The Rome Boys: Bringing the Message of Faith to the Big Country

Ballinger News Staff

The Rome Boys- Spreading the message of faith

ROWENA, Texas (KTAB/KRBC) — Four years ago, in the small town of Rowena, located in Runnels County, three men embarked on a mission to spread the teachings of Jesus Christ through a religious podcast called ‘The Rome Boys.’ This Catholic group aimed to reach those in need of spiritual guidance. Today, their podcast is paired with a straightforward yet powerful message, which you might have noticed on billboards along the highway.
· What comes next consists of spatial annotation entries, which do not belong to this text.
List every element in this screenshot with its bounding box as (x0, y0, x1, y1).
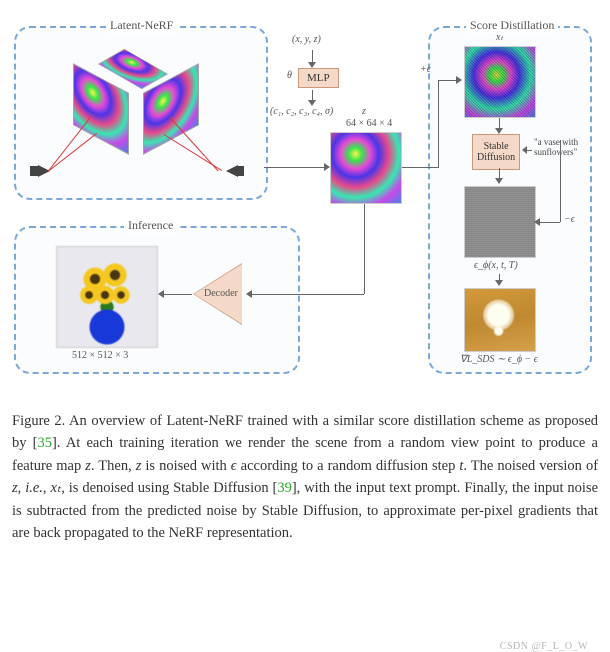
panel-title-score: Score Distillation (466, 18, 558, 33)
arrow-z-decoder-2 (250, 294, 364, 295)
label-eps-phi: ϵ_ϕ(x, t, T) (474, 260, 518, 271)
arrow-prompt-head (522, 146, 527, 154)
arrow-minus-eps-1 (560, 140, 561, 222)
label-xt: xₜ (496, 32, 503, 43)
camera-right (226, 165, 238, 177)
label-minus-eps: −ϵ (564, 214, 575, 225)
camera-left-body (30, 166, 38, 176)
arrow-z-xt-2 (438, 80, 439, 168)
stable-diffusion-box: Stable Diffusion (472, 134, 520, 170)
label-inference-dims: 512 × 512 × 3 (72, 350, 128, 361)
label-c-sigma: (c₁, c₂, c₃, c₄, σ) (270, 106, 333, 117)
sd-label: Stable Diffusion (477, 141, 515, 163)
noise-image (464, 186, 536, 258)
arrow-sd-noise-head (495, 178, 503, 184)
arrow-noise-gold-head (495, 280, 503, 286)
arrow-z-decoder-1 (364, 204, 365, 294)
figure-caption: Figure 2. An overview of Latent-NeRF tra… (12, 410, 598, 545)
label-z: z (362, 106, 366, 117)
caption-t6: . The noised version of (463, 458, 598, 474)
text-prompt: "a vase with sunflowers" (534, 138, 584, 158)
z-image (330, 132, 402, 204)
caption-ie: i.e. (25, 480, 43, 496)
gradient-image (464, 288, 536, 352)
label-theta: θ (287, 70, 292, 81)
caption-fignum: Figure 2. (12, 413, 65, 429)
arrow-z-xt-head (456, 76, 462, 84)
arrow-minus-eps-head (534, 218, 540, 226)
arrow-cube-z-head (324, 163, 330, 171)
caption-xt: xₜ (50, 480, 61, 496)
figure-diagram: Latent-NeRF (x, y, z) θ MLP (c₁, c₂, c₃,… (12, 12, 592, 392)
arrow-decoder-img (162, 294, 192, 295)
mlp-box: MLP (298, 68, 339, 88)
arrow-z-decoder-head (246, 290, 252, 298)
arrow-minus-eps-2 (538, 222, 560, 223)
caption-t3: . Then, (91, 458, 136, 474)
caption-t5: according to a random diffusion step (237, 458, 460, 474)
cite-39: 39 (277, 480, 292, 496)
watermark: CSDN @F_L_O_W (500, 641, 588, 652)
arrow-decoder-img-head (158, 290, 164, 298)
arrow-z-xt-3 (438, 80, 458, 81)
label-z-dims: 64 × 64 × 4 (346, 118, 392, 129)
panel-title-inference: Inference (124, 218, 177, 233)
panel-title-latent-nerf: Latent-NeRF (106, 18, 177, 33)
caption-t9: , is denoised using Stable Diffusion [ (61, 480, 277, 496)
cite-35: 35 (38, 435, 53, 451)
decoder-label: Decoder (204, 288, 238, 299)
arrow-z-xt-1 (402, 167, 438, 168)
label-plus-eps: +ϵ (420, 64, 431, 75)
arrow-cube-z (264, 167, 326, 168)
label-xyz: (x, y, z) (292, 34, 321, 45)
label-grad: ∇L_SDS ∼ ϵ_ϕ − ϵ (460, 354, 538, 365)
caption-t4: is noised with (141, 458, 230, 474)
inference-image (56, 246, 158, 348)
xt-image (464, 46, 536, 118)
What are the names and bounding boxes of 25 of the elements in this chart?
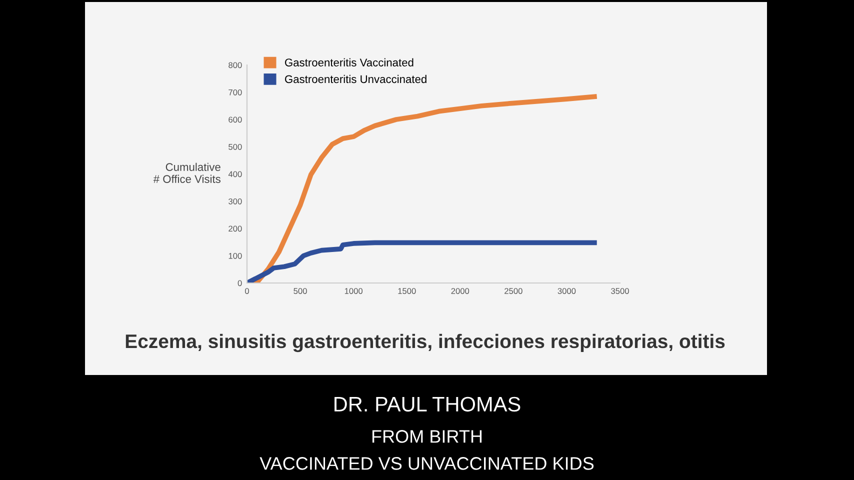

The Rome Boys, consisting of Joe Mattheson, Tony Frasco, and Chris Martin, initiated their podcast during the onset of the COVID-19 pandemic, driven by a clear and simple mission.

“When COVID hit, everything just shut down. I think a lot of people really have the mindset that where do we turn to,” Martin explained.

Amid the pandemic-induced uncertainty, more people turned to YouTube and social media platforms for information, seeking alternatives to mainstream media, which many perceived as agenda-driven. Mattheson emphasized this shift, saying, “More people are watching YouTube and social media outlets because they don’t trust mainstream media and they seem to always have an agenda. I guess everybody does have an agenda. Our agenda is to bring Jesus to those who don’t have him.”

If you have traveled along Interstate 20, approaching Abilene from the east, or along Highway 67 from San Angelo to Ballinger, you may have noticed a particular billboard that stands out with its simple, yet profound message.

With over 300 videos on YouTube and a following of 23,000 subscribers, the Rome Boys movement emerged to evangelize not just West Texas but also regions beyond. Tony Frasco, an educator by profession, drew on his experience to design a billboard for a former group of students, which served as the inspiration for the messages displayed today.

Reflecting on the transition from traditional teaching to this new form of outreach, Frasco recounted, “After I got out of the world of teaching, and I’m still teaching, but in a different way, I said, ‘Hey, guys, why don’t we put up billboards?’ So, we did that with one Vacation Bible School here at the parish, and we had one here in our town. Next thing you know, we have put up permanent billboards, and we put up temporary ones in locations from Fresno, California to Abilene, Midland, Brownwood, San Angelo, Wall, and Miles.”

One of their billboards, bearing the message ‘Jesus, I trust in you,’ sparked a life-changing moment for a woman who encountered it.

Martin shared her story: “She said, ‘I’ve never prayed before; I’m not Christian. I wasn’t Christian at the time. I was in the worst day of my life, in the darkest moment of my life, and I came over the Chadbourne overpass, coming into San Angelo. My eyes were full of tears. I shouldn’t have been driving. I look up and I can’t help but read those words, Jesus, I trust in You. I’ve got chills now talking about it. Because this was the first sign, pun intended, the first story that we got to hear. She said it changed my life. I’ve prayed for the people who put up the billboard. She said I’ve never had so much peace in my life that I pray that everybody who sees it gets to experience the same peace that she’s had.”

Father Ryan Rojo, the Director of Vocations and Seminarians for the Diocese of San Angelo, views the Rome Boys as more than just a podcast group. He sees them as a beacon of proactive faith.

“I think they really represent the invitation from the church to take the initiative to satisfy a need that’s obviously out there in the life of the world. I think there’s a temptation for Catholics out there to sit and wait for the clergy to get it all done. For other laymen and women who might be sitting on the sidelines out there thinking to themselves, ‘I can’t make a positive change,’ these guys just saw a need here in their community locally in the diocese and responded generously because they love Christ,” Rojo said.

Looking to the future, the Rome Boys are exploring the possibility of placing a billboard in the heart of Los Angeles. However, they have discovered that leasing a billboard in that area can cost approximately $17,000 per month.